Key strengths of the approach are: (1) Payload‑free operation, making it suitable for encrypted IoT traffic; (2) Rich semantic embeddings from a security‑focused transformer, which capture nuanced protocol‑level behavior beyond raw statistics; (3) Few‑shot adaptability, reducing the labeling burden for emerging threats; and (4) Robustness to distribution shift, validated by cross‑dataset experiments.
The authors acknowledge several limitations. SecBERT’s pre‑training and fine‑tuning demand substantial GPU resources, which may be a barrier for small‑scale deployments. The open‑set threshold is currently set empirically and can be sensitive to dataset characteristics, suggesting a need for automated calibration.
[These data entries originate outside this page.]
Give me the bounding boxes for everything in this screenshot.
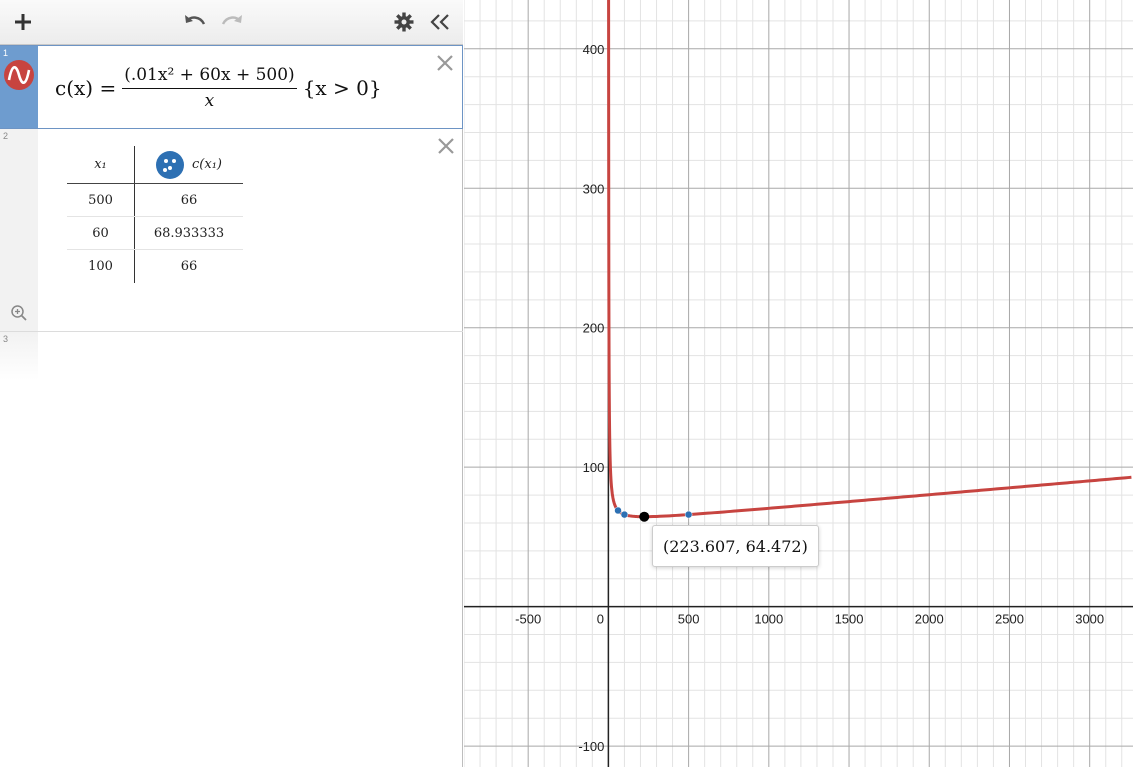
table-header-y[interactable]: c(x₁): [134, 146, 243, 183]
table-cell-x[interactable]: 100: [67, 250, 134, 283]
redo-icon: [221, 15, 242, 25]
expression-formula[interactable]: c(x) = (.01x² + 60x + 500) x {x > 0}: [55, 58, 382, 118]
formula-restriction: {x > 0}: [302, 76, 382, 100]
x-tick-label: -500: [515, 612, 541, 627]
y-tick-label: 400: [583, 42, 605, 57]
x-tick-label: 1500: [835, 612, 864, 627]
expression-item-3[interactable]: 3: [0, 332, 463, 380]
table-point[interactable]: [614, 506, 622, 515]
tick-labels: -500 0 500 1000 1500 2000 2500 3000 400 300 200 100…: [515, 42, 1104, 754]
table-row: 60 68.933333: [67, 217, 243, 250]
x-tick-label: 1000: [754, 612, 783, 627]
y-tick-label: 200: [583, 321, 605, 336]
table-cell-x[interactable]: 500: [67, 184, 134, 216]
col1-header-label: x₁: [94, 157, 107, 172]
formula-denominator: x: [204, 91, 215, 111]
close-icon: [438, 138, 454, 154]
double-chevron-left-icon: [430, 14, 449, 30]
expression-number: 1: [3, 48, 9, 58]
undo-icon: [185, 15, 206, 25]
formula-lhs: c(x) =: [55, 76, 117, 100]
table-point[interactable]: [684, 510, 693, 519]
collapse-panel-button[interactable]: [427, 8, 453, 36]
undo-button[interactable]: [182, 8, 208, 36]
plus-icon: [15, 14, 31, 30]
table-row: 500 66: [67, 184, 243, 217]
expression-panel: 1 c(x) = (.01x² + 60x + 500) x {x > 0} 2: [0, 0, 463, 767]
x-tick-label: 3000: [1075, 612, 1104, 627]
point-coordinate-text: (223.607, 64.472): [663, 536, 808, 556]
formula-numerator: (.01x² + 60x + 500): [122, 65, 297, 89]
point-coordinate-label: (223.607, 64.472): [652, 525, 819, 567]
table-cell-y[interactable]: 66: [134, 250, 243, 283]
expression-number: 3: [3, 334, 9, 344]
expression-item-1[interactable]: 1 c(x) = (.01x² + 60x + 500) x {x > 0}: [0, 45, 463, 129]
table-cell-x[interactable]: 60: [67, 217, 134, 249]
x-tick-label: 0: [597, 612, 604, 627]
expression-gutter: 3: [0, 332, 38, 380]
close-icon: [437, 55, 453, 71]
table-header-row: x₁ c(x₁): [67, 146, 243, 184]
zoom-fit-icon[interactable]: [10, 304, 28, 322]
delete-table-button[interactable]: [435, 135, 457, 157]
data-table: x₁ c(x₁) 500 66 60 68.933333 100 66: [67, 146, 243, 283]
table-row: 100 66: [67, 250, 243, 283]
x-tick-label: 500: [678, 612, 700, 627]
expression-item-2[interactable]: 2 x₁ c(x₁) 500 66 60 68.933333 100 66: [0, 129, 463, 332]
y-tick-label: 100: [583, 460, 605, 475]
y-tick-label: 300: [583, 181, 605, 196]
table-cell-y[interactable]: 68.933333: [134, 217, 243, 249]
minor-grid: [464, 0, 1133, 767]
table-cell-y[interactable]: 66: [134, 184, 243, 216]
x-tick-label: 2000: [915, 612, 944, 627]
settings-button[interactable]: [391, 8, 417, 36]
points-style-icon[interactable]: [156, 150, 185, 179]
redo-button[interactable]: [219, 8, 245, 36]
table-point[interactable]: [620, 510, 629, 519]
formula-fraction: (.01x² + 60x + 500) x: [122, 65, 297, 111]
add-item-button[interactable]: [9, 8, 37, 36]
graph-paper[interactable]: -500 0 500 1000 1500 2000 2500 3000 400 300 200 100…: [464, 0, 1133, 767]
delete-expression-button[interactable]: [434, 52, 456, 74]
x-tick-label: 2500: [995, 612, 1024, 627]
y-tick-label: -100: [578, 739, 604, 754]
col2-header-label: c(x₁): [192, 157, 222, 172]
graph-style-wave-icon[interactable]: [4, 60, 34, 90]
table-header-x[interactable]: x₁: [67, 146, 134, 183]
expression-number: 2: [3, 131, 9, 141]
gear-icon: [394, 12, 414, 32]
expression-toolbar: [0, 0, 463, 45]
expression-gutter: 2: [0, 129, 38, 331]
expression-gutter: 1: [0, 46, 38, 128]
minimum-point-marker[interactable]: [639, 511, 650, 522]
Moreover, the evaluation does not cover extremely long‑duration flows or highly non‑standard protocols that appear in some industrial IoT settings.
Threats to validity include potential bias from publicly available datasets that may not fully reflect operational environments, the quality of the few labeled samples used for meta‑training, and the assumption that the selected 70 features remain informative as IoT protocols evolve.
In conclusion, SiamXBERT presents a compelling solution for unknown attack detection in IoT networks, combining the expressive power of large language models with the rapid adaptation capabilities of Siamese meta‑learning. The authors release their code, datasets, and trained models to foster reproducibility and further research. Future work is outlined to explore lightweight transformer variants, online meta‑learning for continuous adaptation, automated threshold optimization, and real‑time streaming deployment.